For me, the defining feature of the Christian worldview that separates it from other mystical philosophies is the concept of Original Sin as described in Genesis. Differing views on the original nature of man and its authentic mode are the most substantial difference in practical mysticism between Taoism, Sufism, and various Buddhist and Christian approaches. If this resonates with you at all, I highly recommend reading William James' Varieties. (A mostly Christian book, ironically enough.)
>the questions of how you should live your life, and what way you should worship, I think those are answered more clearly by, a clear headed reading of the Gospels
Maybe so, but essential to the Taoist's view of the authentic man is that he does not need to be *told* or shown how to live and worship in any exclusive outward form, but rather through degrees of patient affirmation and practice induced into the inexhaustible phenomenological disposition at the mysterious living core of Tao.
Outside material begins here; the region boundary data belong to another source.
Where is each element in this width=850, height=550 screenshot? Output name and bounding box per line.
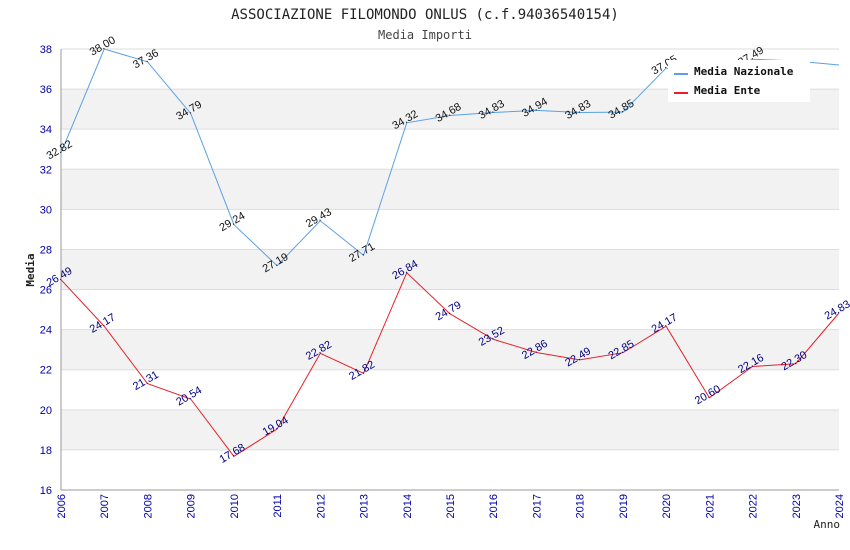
series-line-media-ente — [60, 271, 840, 457]
x-tick-label: 2013 — [359, 494, 371, 518]
x-axis-label: Anno — [814, 518, 841, 531]
x-tick-label: 2015 — [445, 494, 457, 518]
x-tick-label: 2011 — [272, 494, 284, 518]
grid-band — [61, 169, 839, 210]
plot-background — [61, 49, 839, 490]
x-tick-label: 2018 — [575, 494, 587, 518]
y-tick-label: 36 — [40, 84, 52, 96]
y-axis-label: Media — [24, 253, 37, 286]
x-tick-label: 2017 — [531, 494, 543, 518]
x-tick-label: 2009 — [186, 494, 198, 518]
y-tick-label: 18 — [40, 445, 52, 457]
x-tick-label: 2022 — [748, 494, 760, 518]
legend-label-media-ente: Media Ente — [694, 84, 761, 97]
chart-subtitle: Media Importi — [378, 28, 472, 42]
x-tick-label: 2014 — [402, 494, 414, 518]
y-tick-label: 24 — [40, 325, 52, 337]
x-tick-label: 2016 — [488, 494, 500, 518]
legend-label-media-nazionale: Media Nazionale — [694, 65, 794, 78]
grid-band — [61, 409, 839, 450]
legend-box — [668, 60, 810, 102]
y-tick-label: 30 — [40, 204, 52, 216]
y-tick-label: 32 — [40, 164, 52, 176]
y-tick-label: 34 — [40, 124, 52, 136]
x-tick-label: 2008 — [142, 494, 154, 518]
x-tick-label: 2010 — [229, 494, 241, 518]
x-tick-label: 2020 — [661, 494, 673, 518]
x-axis-ticks: 2006 2007 2008 2009 2010 2011 2012 2013 2014 2015… — [56, 494, 846, 518]
axes — [60, 49, 839, 491]
x-tick-label: 2023 — [791, 494, 803, 518]
x-tick-label: 2019 — [618, 494, 630, 518]
y-tick-label: 16 — [40, 485, 52, 497]
grid-band — [61, 249, 839, 290]
x-tick-label: 2007 — [99, 494, 111, 518]
x-tick-label: 2006 — [56, 494, 68, 518]
x-tick-label: 2024 — [834, 494, 846, 518]
x-tick-label: 2012 — [315, 494, 327, 518]
y-tick-label: 20 — [40, 405, 52, 417]
y-axis-ticks: 16 18 20 22 24 26 28 30 32 34 36 38 — [40, 44, 52, 497]
grid-band — [61, 329, 839, 370]
y-tick-label: 26 — [40, 285, 52, 297]
x-tick-label: 2021 — [704, 494, 716, 518]
chart-title: ASSOCIAZIONE FILOMONDO ONLUS (c.f.940365… — [231, 7, 619, 23]
legend: Media Nazionale Media Ente — [668, 60, 810, 102]
y-tick-label: 22 — [40, 365, 52, 377]
y-tick-label: 28 — [40, 244, 52, 256]
y-tick-label: 38 — [40, 44, 52, 56]
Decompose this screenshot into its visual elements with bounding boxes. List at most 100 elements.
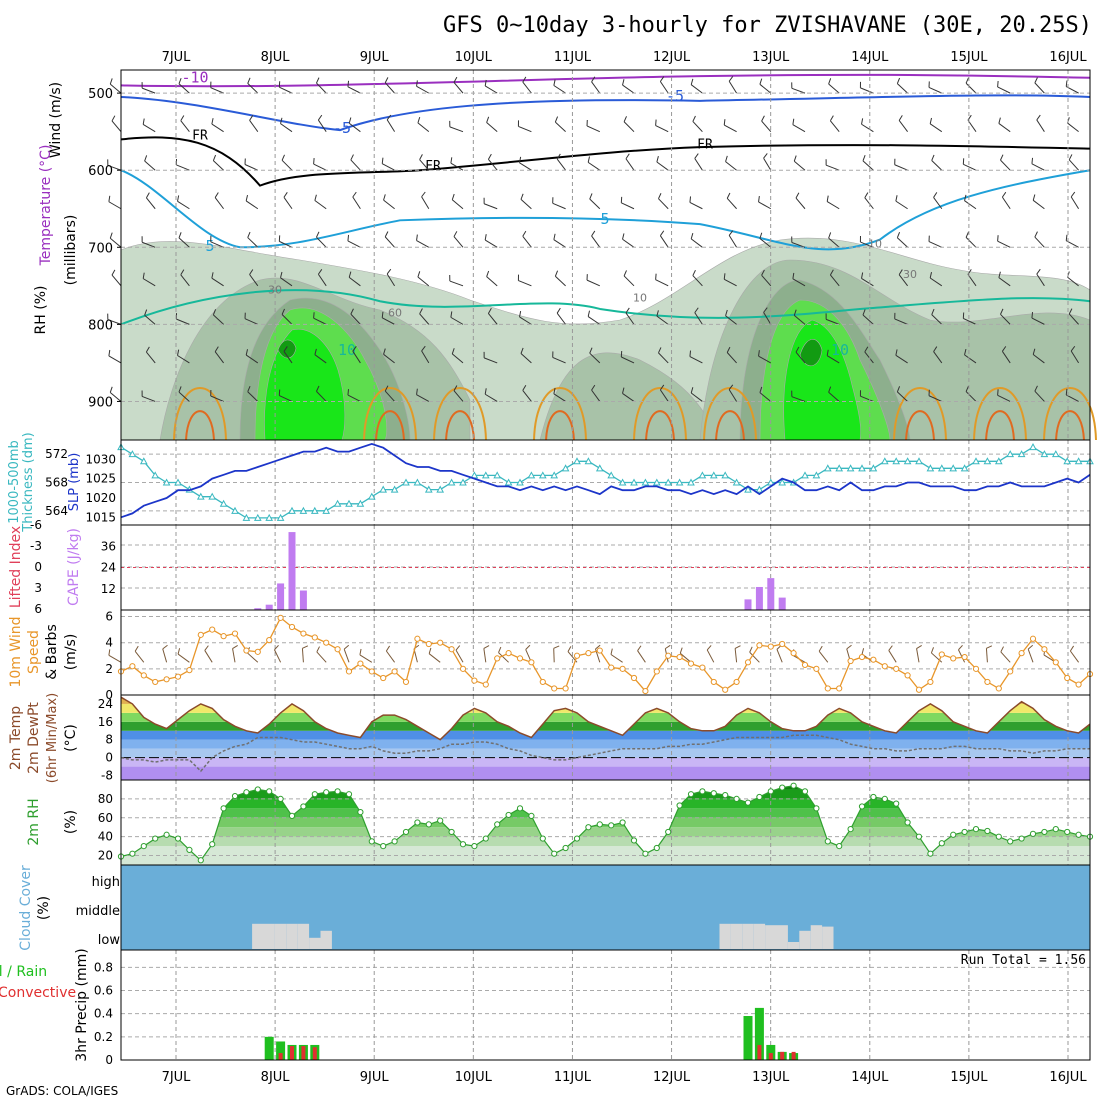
x-tick-label: 16JUL [1049,50,1087,65]
wind-barb [587,316,601,325]
wind-barb-flag [108,349,111,356]
wind-barb-flag [829,115,834,122]
wind-barb [591,389,601,402]
wind-barb [244,318,259,325]
wind-barb [522,81,532,94]
data-point [608,822,615,829]
wind-barb [421,350,430,364]
data-point [516,655,524,662]
temp-contour-20 [375,410,405,441]
wind-barb [483,648,487,663]
rh-contour-label: 30 [903,268,917,281]
wind-barb-flag [484,79,487,86]
wind-barb-flag [610,648,613,655]
data-point [892,457,901,465]
data-point [539,835,546,842]
rh-band [121,798,1090,809]
wind-barb [1034,236,1045,248]
data-point [619,819,626,826]
data-point [596,647,603,654]
data-point [448,646,455,653]
wind-barb [214,351,224,364]
wind-barb-flag [587,156,591,163]
slp-line [120,442,1091,519]
temp-contour-20 [985,410,1015,441]
data-point [334,788,341,795]
y-label-cloud-cover: Cloud Cover [18,865,34,951]
data-point [755,485,764,493]
wind-barb-flag [302,645,309,649]
wind-barb [679,652,692,663]
data-point [140,843,147,850]
data-point [242,513,251,521]
wind-barb-flag [656,156,659,163]
wind-barb-flag [1069,645,1075,652]
data-point [505,650,512,657]
wind-barb-flag [556,153,561,160]
wind-barb [176,318,190,325]
data-point [653,668,660,675]
wind-barb [417,276,430,287]
wind-barb [725,315,737,325]
wind-barb-flag [204,645,209,651]
wind-barb-flag [554,270,559,277]
rh-shading-region [799,339,823,366]
wind-barb [623,275,635,287]
data-point [1051,450,1060,458]
wind-barb-flag [214,192,219,198]
wind-barb [348,277,361,287]
y-tick-label: 568 [45,476,68,490]
wind-barb [776,649,783,663]
cloud-low-bar [810,925,823,949]
wind-barb-flag [792,118,795,125]
wind-barb [689,356,703,364]
data-point [641,478,650,486]
data-point [744,659,752,666]
data-point [607,471,616,479]
wind-barb [758,201,772,210]
wind-barb-flag [177,648,181,655]
wind-barb [279,395,293,402]
wind-barb-flag [690,232,694,240]
wind-barb [419,313,430,325]
y-tick-label: 0.6 [94,984,113,998]
data-point [779,784,786,791]
wind-barb-flag [986,645,993,649]
y-axis-thickness: 564 568 572 [45,447,68,518]
cape-bar [277,583,285,610]
data-point [494,655,501,662]
contour-label: -5 [666,87,684,105]
data-point [721,471,730,479]
wind-barb-flag [916,644,922,649]
data-point [367,492,376,500]
wind-barb-flag [419,154,423,160]
y-label-3hr-precip: 3hr Precip (mm) [74,948,90,1061]
data-point [744,799,752,806]
wind-barb [1031,163,1045,171]
data-point [903,457,912,465]
wind-barb-flag [656,310,659,317]
precip-convective-bar [791,1051,796,1060]
y-axis-rh: 20 40 60 80 [98,792,113,863]
wind-barb [610,654,623,663]
wind-barb-flag [177,349,180,356]
wind-barb [792,278,806,287]
wind-barb [553,393,566,402]
wind-barb [1068,159,1079,171]
wind-barb-flag [998,271,1001,278]
wind-barb [522,390,532,402]
data-point [368,838,375,845]
wind-barb [724,124,737,133]
wind-barb [518,280,532,287]
wind-barb-flag [761,115,765,122]
data-point [551,685,558,692]
wind-barb [484,393,498,402]
wind-barb-flag [929,117,933,124]
temp-contour-15 [363,386,417,441]
wind-barb-flag [589,347,593,354]
wind-barb [928,86,943,94]
data-point [391,668,398,675]
data-point [482,681,489,688]
wind-barb-flag [1068,308,1073,315]
data-point [880,457,889,465]
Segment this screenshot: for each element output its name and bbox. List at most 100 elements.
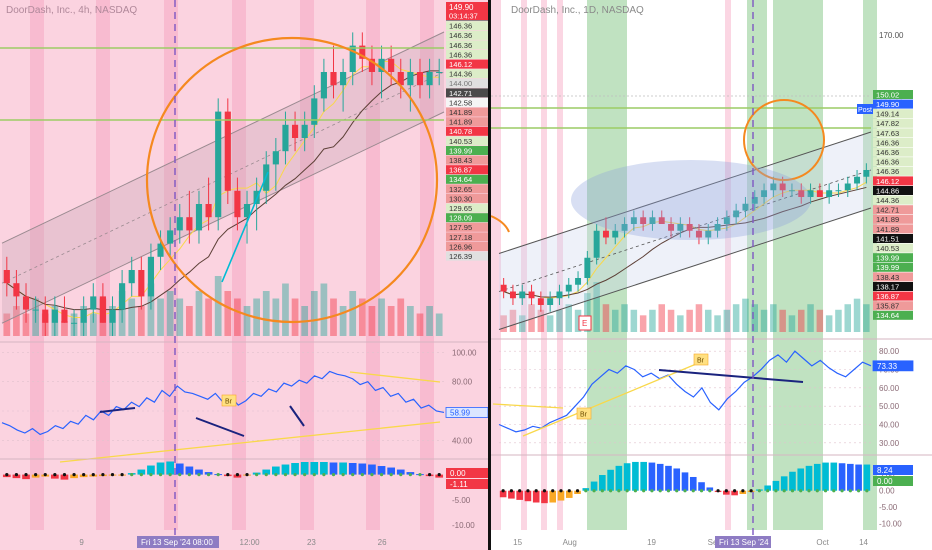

>If you've read this and you still do not understand
I've read Thomas, and I found in it nothing that isn't in Eastern systems (really I should use another word than system). And how many of these apocryphal sayings were uttered by Jesus the man anyway? When I read a piece of wisdom from a historical or living master, I am not cast into doubt as to the veracity of the statement, since it does not make the initial claim to be the Word of God.

At any rate, one thing I appreciate in the Eastern traditions is the concrete and practical wisdom that, at the same time, does not overreach into grand theological narrative.
>Mencius went to see King Hui of Liang. The King was standing over a pond. ‘Are such things enjoyed even by a good and wise man?’ said he, looking round at his wild geese and deer.
>‘Only if a man is good and wise,’ answered Mencius, ‘is he able to enjoy them. Otherwise he would not, even if he had them.